Dulles's book presents the reader with a concise and systematic, though sometimes rote, summation of John Paul's theological work. The book marches along to a familiar cadence of Catholic orthodoxy, which is echoed in many circles of Catholic theological interest–except, unfortunately, the academy, where such a book is nothing less than a breath of fresh air. What is more, the fact that Dulles is an esteemed theologian recently elevated to the College of Cardinals only adds to the book's credence, making it worthy of careful study. The Splendor of Faith is ideal for students of theology interested in understanding the fundamentals of Catholicism and knowing more about the themes of the current pontificate. However, nothing about Dulles's style grabs the reader; in fact, the book is at times dry and formidably academic.

Below the surface, however, a salient objective seeps through the book's pages. In a manner characteristic of this humble and intellectually refined Jesuit, Cardinal Dulles judiciously addresses the intellectual fallout within Catholic theology after the Second Vatican Council. In contrast to the negative assertions of conservatism that assail this pope, Dulles presents a tightly woven case for John Paul's being, unequivocally, a pope of the council and a most formidable theologian of the post-conciliar church.

The book opens with a chapter-long biographical overview of the pope's life, which enfleshes the themes that vivify this pontificate. The succeeding chapters engage one article of faith after another, beginning with the Trinity and concluding with the last things. By wading through John Paul's voluminous theology, Dulles presents the continuity of the pope's thought before, during, and after the council. He shows just how wedded John Paul is to the vision of the council and, in doing so, demonstrates that his desire to implement Vatican II is the very centerpiece of his apostolic ministry.

John Paul's intellectual dynamism has clearly provided him with an untiring impetus to confront the errors of secular humanism, and yet, as the successor of Peter, he does so by affirming all that is good in the modern world. As Dulles leads us to conclude, John Paul's theology is not simply an abstract intellectual exercise aimed at entrenching the church in the distant past but an undertaking inspired by a rapt conviction that Christ is the absolute fulfillment of human desire. And for those in the post-conciliar church who insist on rooting theology in praxis, John Paul's theology is conceived and developed from the seedbed of his evangelization and pastoral ministry, both before and after his election to the papacy. Dulles's many references to the pope's personal life illustrate this fact well.

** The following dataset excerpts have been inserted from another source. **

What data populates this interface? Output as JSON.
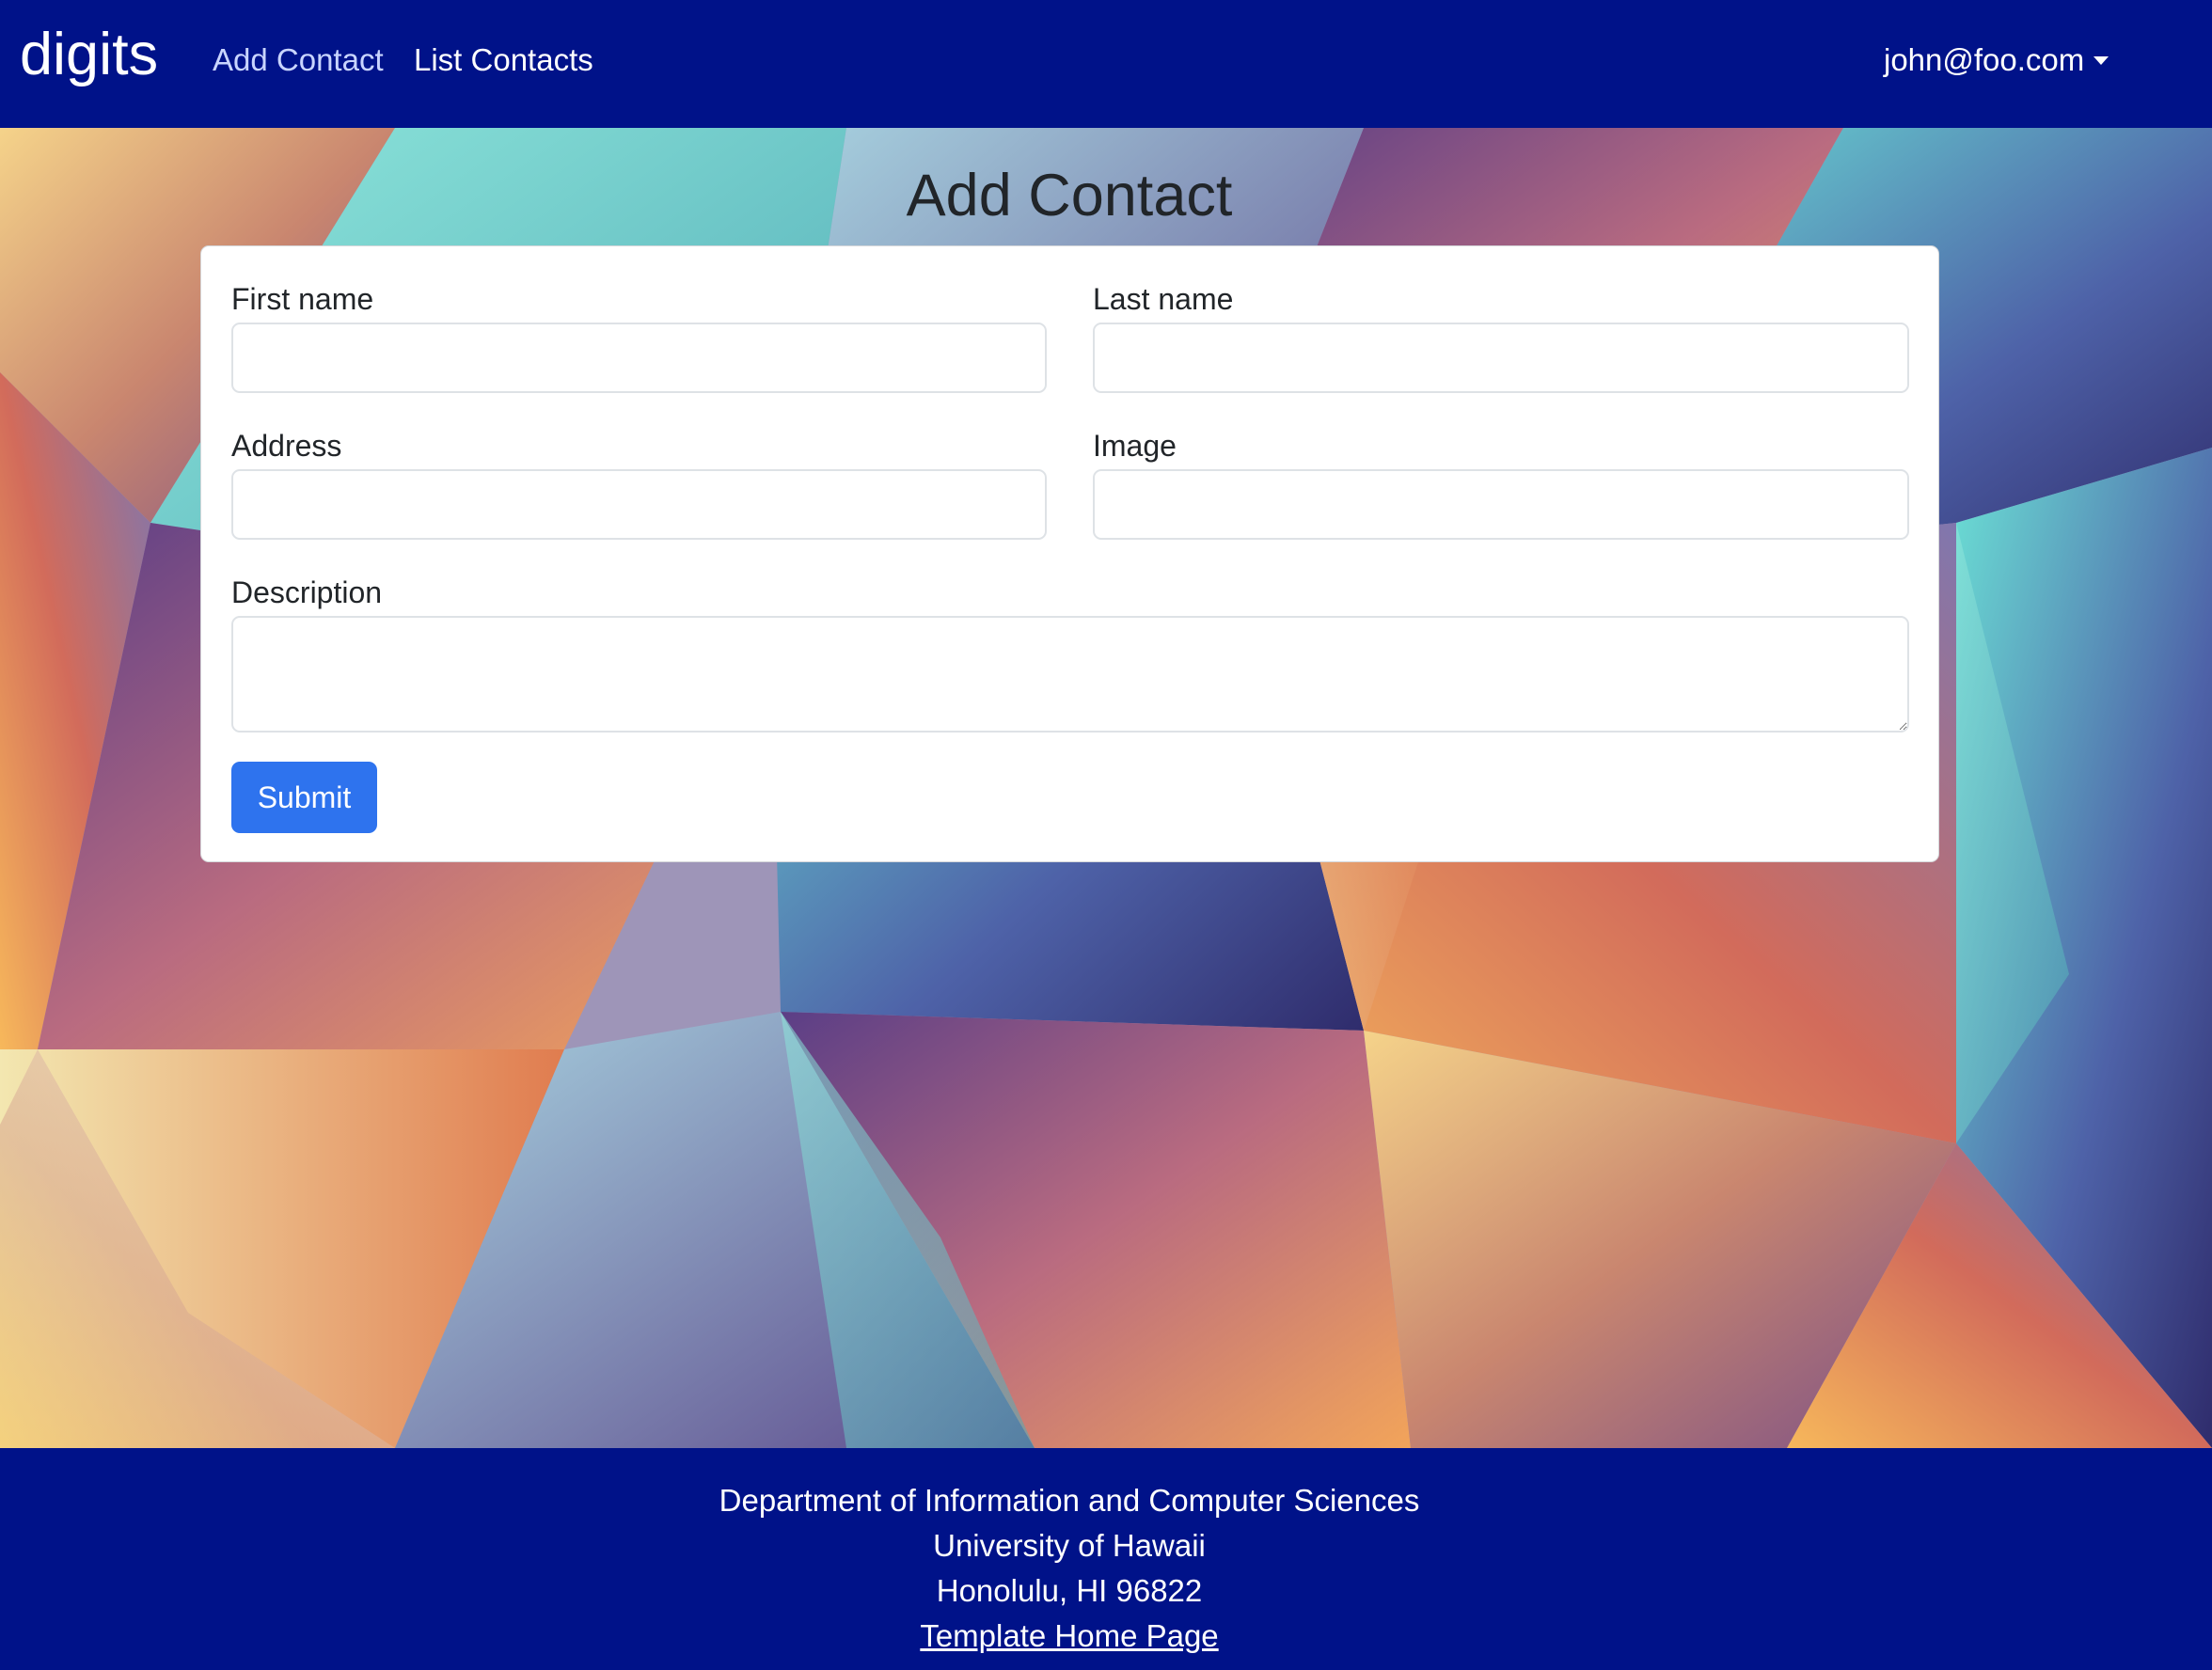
{
  "navbar": {
    "brand": "digits",
    "links": [
      {
        "label": "Add Contact",
        "active": true
      },
      {
        "label": "List Contacts",
        "active": false
      }
    ],
    "user": "john@foo.com"
  },
  "page": {
    "title": "Add Contact"
  },
  "form": {
    "first_name_label": "First name",
    "first_name_value": "",
    "last_name_label": "Last name",
    "last_name_value": "",
    "address_label": "Address",
    "address_value": "",
    "image_label": "Image",
    "image_value": "",
    "description_label": "Description",
    "description_value": "",
    "submit_label": "Submit"
  },
  "footer": {
    "lines": [
      "Department of Information and Computer Sciences",
      "University of Hawaii",
      "Honolulu, HI 96822"
    ],
    "link_label": "Template Home Page"
  },
  "colors": {
    "navbar_bg": "#001289",
    "footer_bg": "#001289",
    "submit_bg": "#2e73ee",
    "active_link": "#c9d5ff"
  }
}
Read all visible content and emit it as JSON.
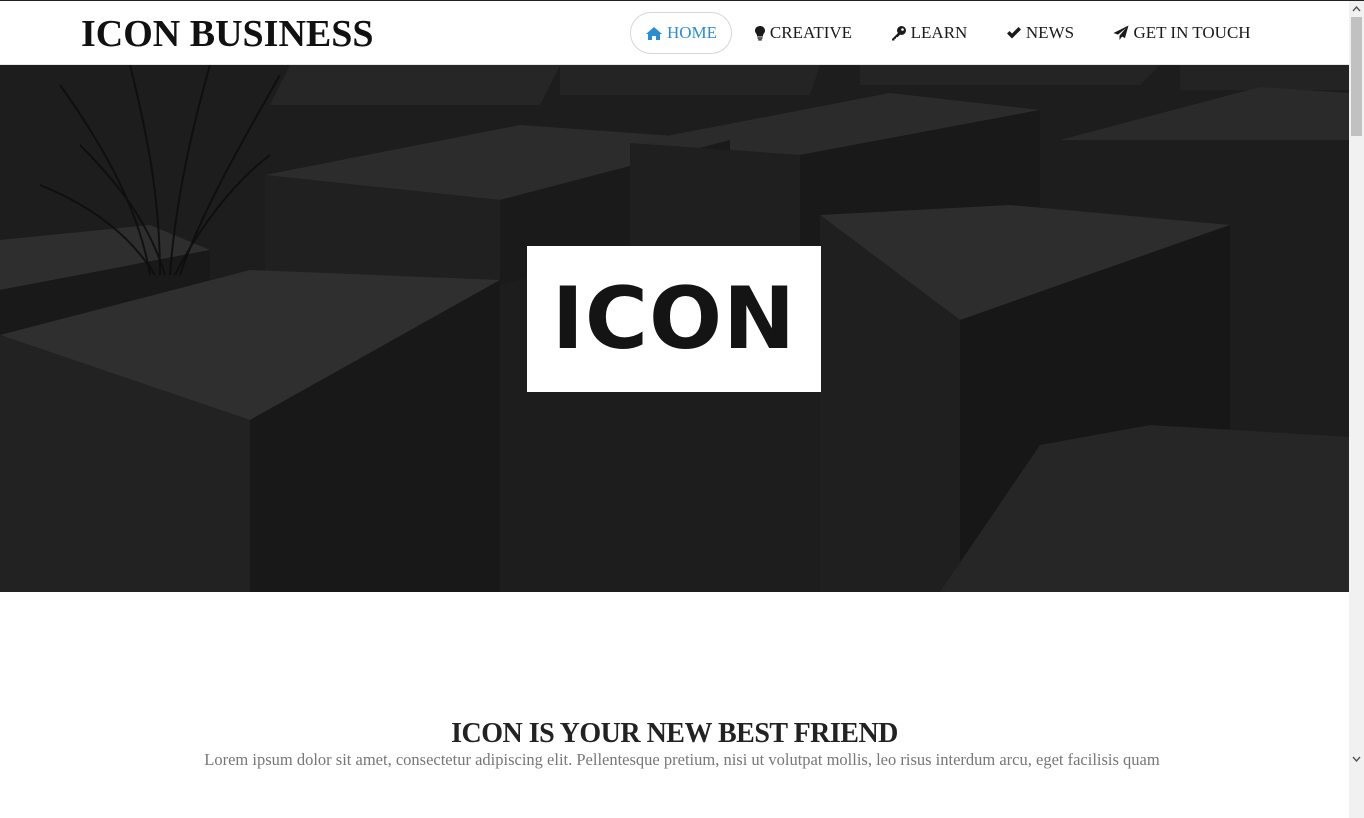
{
  "header": {
    "brand": "ICON BUSINESS",
    "nav": [
      {
        "label": "HOME",
        "icon": "home-icon",
        "active": true
      },
      {
        "label": "CREATIVE",
        "icon": "lightbulb-icon",
        "active": false
      },
      {
        "label": "LEARN",
        "icon": "key-icon",
        "active": false
      },
      {
        "label": "NEWS",
        "icon": "check-icon",
        "active": false
      },
      {
        "label": "GET IN TOUCH",
        "icon": "paper-plane-icon",
        "active": false
      }
    ]
  },
  "hero": {
    "logo_text": "ICON"
  },
  "intro": {
    "title": "ICON IS YOUR NEW BEST FRIEND",
    "text": "Lorem ipsum dolor sit amet, consectetur adipiscing elit. Pellentesque pretium, nisi ut volutpat mollis, leo risus interdum arcu, eget facilisis quam"
  },
  "colors": {
    "accent": "#2a8fd0",
    "hero_bg": "#1c1c1c",
    "text_dark": "#111111",
    "text_muted": "#777777"
  }
}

Dulles identifies, therefore, the pith of John Paul's theology as Christ-centered and personalist. John Paul's every theological reflection seems to converge on the essential dignity of persons and the enormous revelation and gift of grace that is given in the incarnation of God's Word. At its core, the pope's theological vision is, in the very best sense, evangelistic and humanistic.

Moreover, John Paul is a masterful theologian because of the rigor that he brings to the papacy from his intellectual formation as a philosopher. In applying a personalist philosophy to the sacred science, John Paul has exercised his teaching office from within an anthropological framework that infuses new vitality into the age-old truths of faith. The pope's theology is extraordinary in its affirmation of all that is authentically human, and, though Dulles never asserts as much, the attentive reader can hardly help but notice the pope's systematic avoidance of authoritarianism.

The beauty of a Christocentric personalism is that it moves morality away from an over reliance upon extrinsic structures of authority and toward the very internal logic of human action and human nature itself. The pope's personalist ethic is an enticing invitation to take up the necessary work of relating ethical norms back to their intrinsic relationship both to the subjectivity of human action and to the objectivity of human nature. By pointing out the many ways in which the pope does this, Dulles introduces the reader to a relatively novel approach to moral thought that has multiple applications. Whether it be applied to the study of law, economics, political philosophy, or medical ethics, the pope's personalism may begin healing the breach between metaphysics and epistemology, which has sent modernity headlong into the culture of death.

The lengths to which Dulles goes in defending the pope as a theologian of the council par excellence conveys his commitment to standing against the deconstructionist current of theological discourse within academia. The Splendor of Faith reflects well upon Dulles as a theologian who has risen to the heights of respectability precisely because of his commitment to moving gingerly down the center aisle of theological discourse. This book challenges any who might be tempted to dip–even ever so slightly–into the deceptive waters of heterodoxy.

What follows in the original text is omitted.